Making emotional connections, Dobransky says, can help you feel better about yourself. That, in turn, can help you feel more desirable.

Sex, Intimacy, and RA: Love in the Afternoon?

With RA, people often feel the most stiffness in the morning. As a result, sex may be more pleasurable later in the day. But some people may find that pain worsens at the end of the day. That can make sex unappealing at bedtime.

"You need to develop teamwork and coordination with your partner," Dobransky says. "Some people with arthritis may be more open to a 'quickie' or daytime sex vs. evening sex." And once again, he points to the importance of the emotional connection.

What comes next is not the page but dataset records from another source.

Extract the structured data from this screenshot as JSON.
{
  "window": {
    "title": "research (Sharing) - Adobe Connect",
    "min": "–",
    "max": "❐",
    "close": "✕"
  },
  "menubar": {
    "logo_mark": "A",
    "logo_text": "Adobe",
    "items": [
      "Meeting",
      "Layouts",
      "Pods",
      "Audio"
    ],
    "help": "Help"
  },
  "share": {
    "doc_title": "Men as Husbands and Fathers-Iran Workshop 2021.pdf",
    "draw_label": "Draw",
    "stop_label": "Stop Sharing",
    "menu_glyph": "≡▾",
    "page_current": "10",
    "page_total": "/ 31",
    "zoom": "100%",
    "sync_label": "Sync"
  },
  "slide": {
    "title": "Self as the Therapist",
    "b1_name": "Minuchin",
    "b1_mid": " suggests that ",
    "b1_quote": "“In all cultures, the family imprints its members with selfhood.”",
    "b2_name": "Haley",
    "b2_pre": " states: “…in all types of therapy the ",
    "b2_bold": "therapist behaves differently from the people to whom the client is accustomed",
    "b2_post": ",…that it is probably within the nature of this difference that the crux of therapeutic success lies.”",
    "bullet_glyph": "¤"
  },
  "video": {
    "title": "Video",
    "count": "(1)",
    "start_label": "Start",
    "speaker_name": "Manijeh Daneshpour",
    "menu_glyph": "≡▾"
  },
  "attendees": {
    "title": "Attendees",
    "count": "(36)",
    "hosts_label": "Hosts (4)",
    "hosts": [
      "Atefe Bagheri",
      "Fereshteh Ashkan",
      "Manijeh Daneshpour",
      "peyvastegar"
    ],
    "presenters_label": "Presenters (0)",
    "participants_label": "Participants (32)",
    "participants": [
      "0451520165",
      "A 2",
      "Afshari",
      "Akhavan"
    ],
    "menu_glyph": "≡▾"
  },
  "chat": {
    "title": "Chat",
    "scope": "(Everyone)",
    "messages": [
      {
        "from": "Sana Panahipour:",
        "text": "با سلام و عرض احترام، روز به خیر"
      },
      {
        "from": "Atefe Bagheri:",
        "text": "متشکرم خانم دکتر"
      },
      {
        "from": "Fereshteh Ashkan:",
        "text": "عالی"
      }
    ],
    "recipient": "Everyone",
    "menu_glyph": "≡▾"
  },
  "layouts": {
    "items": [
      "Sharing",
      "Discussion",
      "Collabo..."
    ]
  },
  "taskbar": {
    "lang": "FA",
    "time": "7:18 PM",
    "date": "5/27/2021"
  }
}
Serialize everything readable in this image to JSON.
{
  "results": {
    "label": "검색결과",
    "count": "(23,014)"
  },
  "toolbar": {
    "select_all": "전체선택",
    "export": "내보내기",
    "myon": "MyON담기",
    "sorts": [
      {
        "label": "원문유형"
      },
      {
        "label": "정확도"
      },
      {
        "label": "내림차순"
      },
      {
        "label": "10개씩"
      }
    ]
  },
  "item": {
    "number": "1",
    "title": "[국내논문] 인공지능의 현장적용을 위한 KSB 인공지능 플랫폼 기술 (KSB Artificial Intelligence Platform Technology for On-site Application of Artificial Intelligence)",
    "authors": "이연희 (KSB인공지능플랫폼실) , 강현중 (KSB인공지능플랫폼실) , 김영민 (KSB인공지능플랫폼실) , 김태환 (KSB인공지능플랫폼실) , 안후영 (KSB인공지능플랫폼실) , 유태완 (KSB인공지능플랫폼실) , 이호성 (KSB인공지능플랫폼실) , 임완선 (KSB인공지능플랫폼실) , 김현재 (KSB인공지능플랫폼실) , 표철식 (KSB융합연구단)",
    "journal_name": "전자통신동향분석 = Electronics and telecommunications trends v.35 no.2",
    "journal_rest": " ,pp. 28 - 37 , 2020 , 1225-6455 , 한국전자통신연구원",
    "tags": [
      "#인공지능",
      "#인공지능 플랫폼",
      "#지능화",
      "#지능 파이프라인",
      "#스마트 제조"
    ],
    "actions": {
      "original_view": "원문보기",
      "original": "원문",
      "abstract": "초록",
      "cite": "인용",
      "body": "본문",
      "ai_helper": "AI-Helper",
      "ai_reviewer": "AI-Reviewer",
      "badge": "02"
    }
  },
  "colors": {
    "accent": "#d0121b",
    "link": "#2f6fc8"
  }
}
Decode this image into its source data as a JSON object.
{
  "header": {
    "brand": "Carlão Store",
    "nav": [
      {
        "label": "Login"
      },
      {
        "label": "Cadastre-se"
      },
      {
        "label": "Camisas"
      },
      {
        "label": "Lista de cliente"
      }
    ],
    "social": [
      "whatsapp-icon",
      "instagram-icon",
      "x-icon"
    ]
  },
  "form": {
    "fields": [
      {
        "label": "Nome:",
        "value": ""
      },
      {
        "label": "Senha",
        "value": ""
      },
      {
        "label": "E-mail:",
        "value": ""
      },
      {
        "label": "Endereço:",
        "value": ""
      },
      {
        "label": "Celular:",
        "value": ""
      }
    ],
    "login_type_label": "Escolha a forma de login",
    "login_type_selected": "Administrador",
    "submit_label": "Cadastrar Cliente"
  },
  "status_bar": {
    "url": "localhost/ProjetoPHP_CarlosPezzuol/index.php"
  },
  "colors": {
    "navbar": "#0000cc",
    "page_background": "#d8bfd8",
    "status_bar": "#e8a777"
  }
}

A good emotional connection, he says, "will promote better communication, more compromise, and more teamwork."

One approach he suggests is to say to your partner, "I seem not to have as much pain in the afternoon. I know you like having sex at night, but can we mix it up and try having sex in the afternoon from time to time?'"

If you are not sure when your pain flares or diminishes, Dobransky says you should track it and notice when it is at its lowest level and its highest. "Once you have established a pattern for your arthritis pain," he says, "you can team up with your partner to take advantage of this together."

Sex, Intimacy, and RA: More Than Just Sex

"Remember," Cadell says, "being intimate doesn't have to mean sexual intercourse." Synchronized breathing, eye gazing, hugging, and kissing are also on the intimacy menu.

"The sense of touch is the most healing," she says. "A lot of people with arthritis don't get massages because they feel discomfort. But being touched by their partner, whom they love and adore, can be healing."

Cadell suggests that you start by saying, "I miss you." Then you can ask for little things like a hug. Bringing intimacy up, she tells WebMD, can re-create that bond that's sometimes severed by an illness. "When one person is ill and the other isn't," says Cadell, "the other person feels helpless." As a result, your partner may be afraid to initiate intimacy because your partner doesn't want to hurt you or be rejected.

Talking about your feelings toward your partner helps your partner feel wanted. It can also let him or her know that advances will not be made in vain.